The manipulations with temporal gap sizes aimed at determining the degree of masking (
Figure 6). Masking is the phenomenon that when two stimuli are presented in rapid succession at the same spatial location, then one stimulus can influence or even prohibit the perception of the other (
Coltheart, 1999). Applied to our experiments, this means that a marker can affect the detectability of its guided letter (also called forward-masking). This likely has occurred in case of the 50 ms gap, for which the identification rate was smaller than for the 100 ms gap. But for the larger gap size of 150 ms, identification declined again, possibly because of the intrinsic rhythm of the visual system to move on and to remain only briefly on a fixated spot: the two events (marker and letter) may have been temporally too dissociated.

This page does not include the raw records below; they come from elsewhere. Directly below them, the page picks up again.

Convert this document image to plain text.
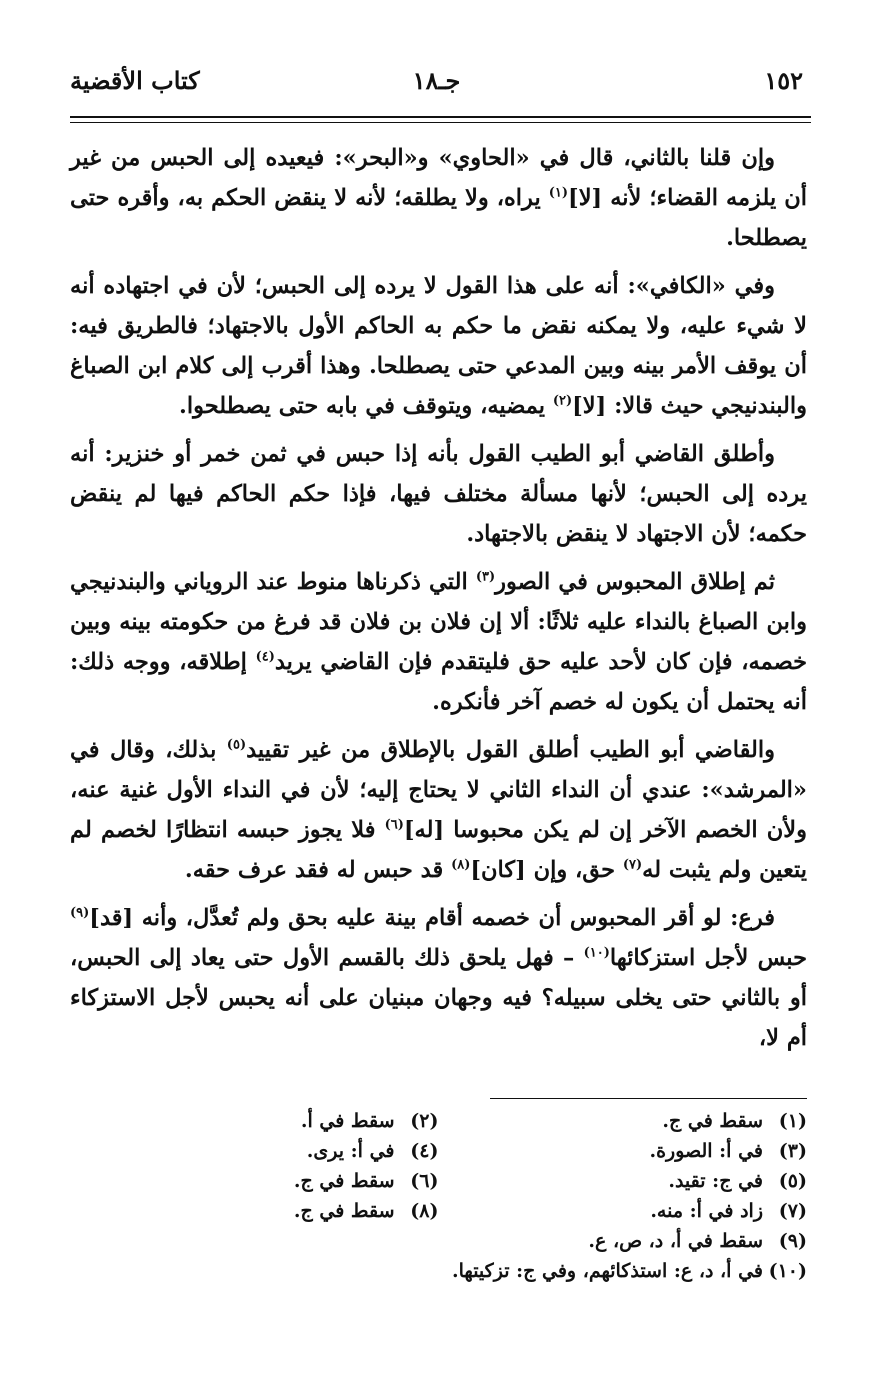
١٥٢
جـ١٨
كتاب الأقضية

وإن قلنا بالثاني، قال في «الحاوي» و«البحر»: فيعيده إلى الحبس من غير أن يلزمه القضاء؛ لأنه [لا]$^{(١)}$ يراه، ولا يطلقه؛ لأنه لا ينقض الحكم به، وأقره حتى يصطلحا.

وفي «الكافي»: أنه على هذا القول لا يرده إلى الحبس؛ لأن في اجتهاده أنه لا شيء عليه، ولا يمكنه نقض ما حكم به الحاكم الأول بالاجتهاد؛ فالطريق فيه: أن يوقف الأمر بينه وبين المدعي حتى يصطلحا. وهذا أقرب إلى كلام ابن الصباغ والبندنيجي حيث قالا: [لا]$^{(٢)}$ يمضيه، ويتوقف في بابه حتى يصطلحوا.

وأطلق القاضي أبو الطيب القول بأنه إذا حبس في ثمن خمر أو خنزير: أنه يرده إلى الحبس؛ لأنها مسألة مختلف فيها، فإذا حكم الحاكم فيها لم ينقض حكمه؛ لأن الاجتهاد لا ينقض بالاجتهاد.

ثم إطلاق المحبوس في الصور$^{(٣)}$ التي ذكرناها منوط عند الروياني والبندنيجي وابن الصباغ بالنداء عليه ثلاثًا: ألا إن فلان بن فلان قد فرغ من حكومته بينه وبين خصمه، فإن كان لأحد عليه حق فليتقدم فإن القاضي يريد$^{(٤)}$ إطلاقه، ووجه ذلك: أنه يحتمل أن يكون له خصم آخر فأنكره.

والقاضي أبو الطيب أطلق القول بالإطلاق من غير تقييد$^{(٥)}$ بذلك، وقال في «المرشد»: عندي أن النداء الثاني لا يحتاج إليه؛ لأن في النداء الأول غنية عنه، ولأن الخصم الآخر إن لم يكن محبوسا [له]$^{(٦)}$ فلا يجوز حبسه انتظارًا لخصم لم يتعين ولم يثبت له$^{(٧)}$ حق، وإن [كان]$^{(٨)}$ قد حبس له فقد عرف حقه.

فرع: لو أقر المحبوس أن خصمه أقام بينة عليه بحق ولم تُعدَّل، وأنه [قد]$^{(٩)}$ حبس لأجل استزكائها$^{(١٠)}$ – فهل يلحق ذلك بالقسم الأول حتى يعاد إلى الحبس، أو بالثاني حتى يخلى سبيله؟ فيه وجهان مبنيان على أنه يحبس لأجل الاستزكاء أم لا،

(١)سقط في ج.
(٢)سقط في أ.
(٣)في أ: الصورة.
(٤)في أ: يرى.
(٥)في ج: تقيد.
(٦)سقط في ج.
(٧)زاد في أ: منه.
(٨)سقط في ج.
(٩)سقط في أ، د، ص، ع.
(١٠)في أ، د، ع: استذكائهم، وفي ج: تزكيتها.
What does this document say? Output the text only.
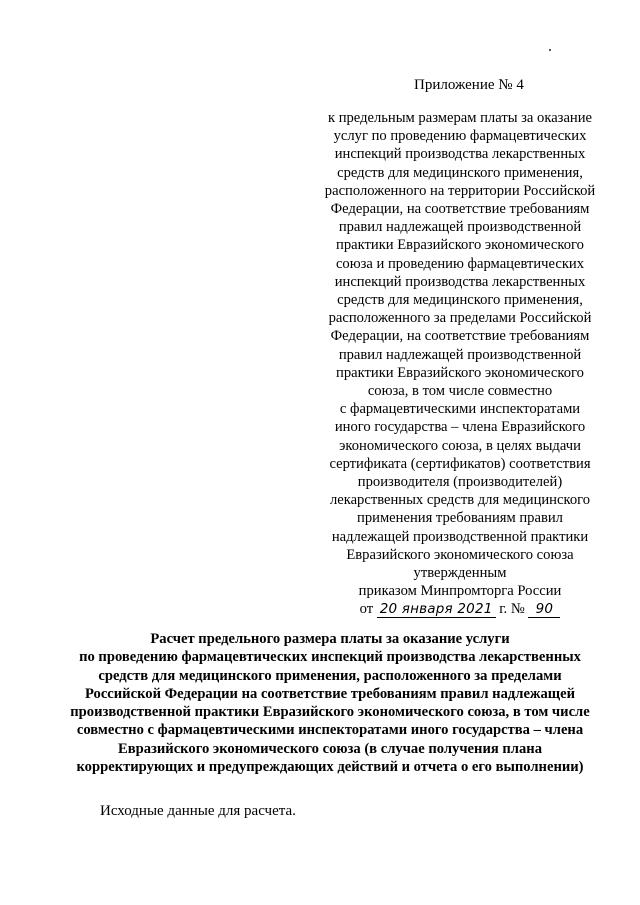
Приложение № 4
к предельным размерам платы за оказание
услуг по проведению фармацевтических
инспекций производства лекарственных
средств для медицинского применения,
расположенного на территории Российской
Федерации, на соответствие требованиям
правил надлежащей производственной
практики Евразийского экономического
союза и проведению фармацевтических
инспекций производства лекарственных
средств для медицинского применения,
расположенного за пределами Российской
Федерации, на соответствие требованиям
правил надлежащей производственной
практики Евразийского экономического
союза, в том числе совместно
с фармацевтическими инспекторатами
иного государства – члена Евразийского
экономического союза, в целях выдачи
сертификата (сертификатов) соответствия
производителя (производителей)
лекарственных средств для медицинского
применения требованиям правил
надлежащей производственной практики
Евразийского экономического союза
утвержденным
приказом Минпромторга России
от 20 января 2021 г. № 90
Расчет предельного размера платы за оказание услуги
по проведению фармацевтических инспекций производства лекарственных
средств для медицинского применения, расположенного за пределами
Российской Федерации на соответствие требованиям правил надлежащей
производственной практики Евразийского экономического союза, в том числе
совместно с фармацевтическими инспекторатами иного государства – члена
Евразийского экономического союза (в случае получения плана
корректирующих и предупреждающих действий и отчета о его выполнении)
Исходные данные для расчета.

As our experiments were carried out under strict psychophysical conditions, e.g. using a dark room and a chin rest to fix the head, one may wonder whether the results also extend to more natural conditions. Eye-tracking at a PC monitor or in a car cockpit certainly does not provide the same type of accuracy and the eye-position measurements would therefore show a larger degree of variability. Furthermore, under more natural conditions the amount of undershoot or orienting inaccuracy may be even higher. Hence, the more important is the need for compensating this variability with cleverly placed markers.
We summarize the specific experiences made in this study as a set of caveats and recommendations, which are to be considered when designing a gaze guidance system. We thereby include experiences from our previous study (
Rasche & Gegenfurtner, 2010).
- 1)
To compensate for the decline in peripheral acuity, the marker’s amplitude is set proportional to its eccentricity by an exponentially saturating function: amrk(e)=amin+ amax-exp(-e)amax (amin= minimal amplitude, amax= maximal amplitude).
- 2)
Motion markers can be better gaze-capturing events than stationary markers, however they are potentially detrimental to recognition performance at their location.
- 3)
In case of guidance toward briefly appearing stimuli, the optimal gap size between marker offset and target onset is ca. 100 ms to avoid strong forward-masking effects.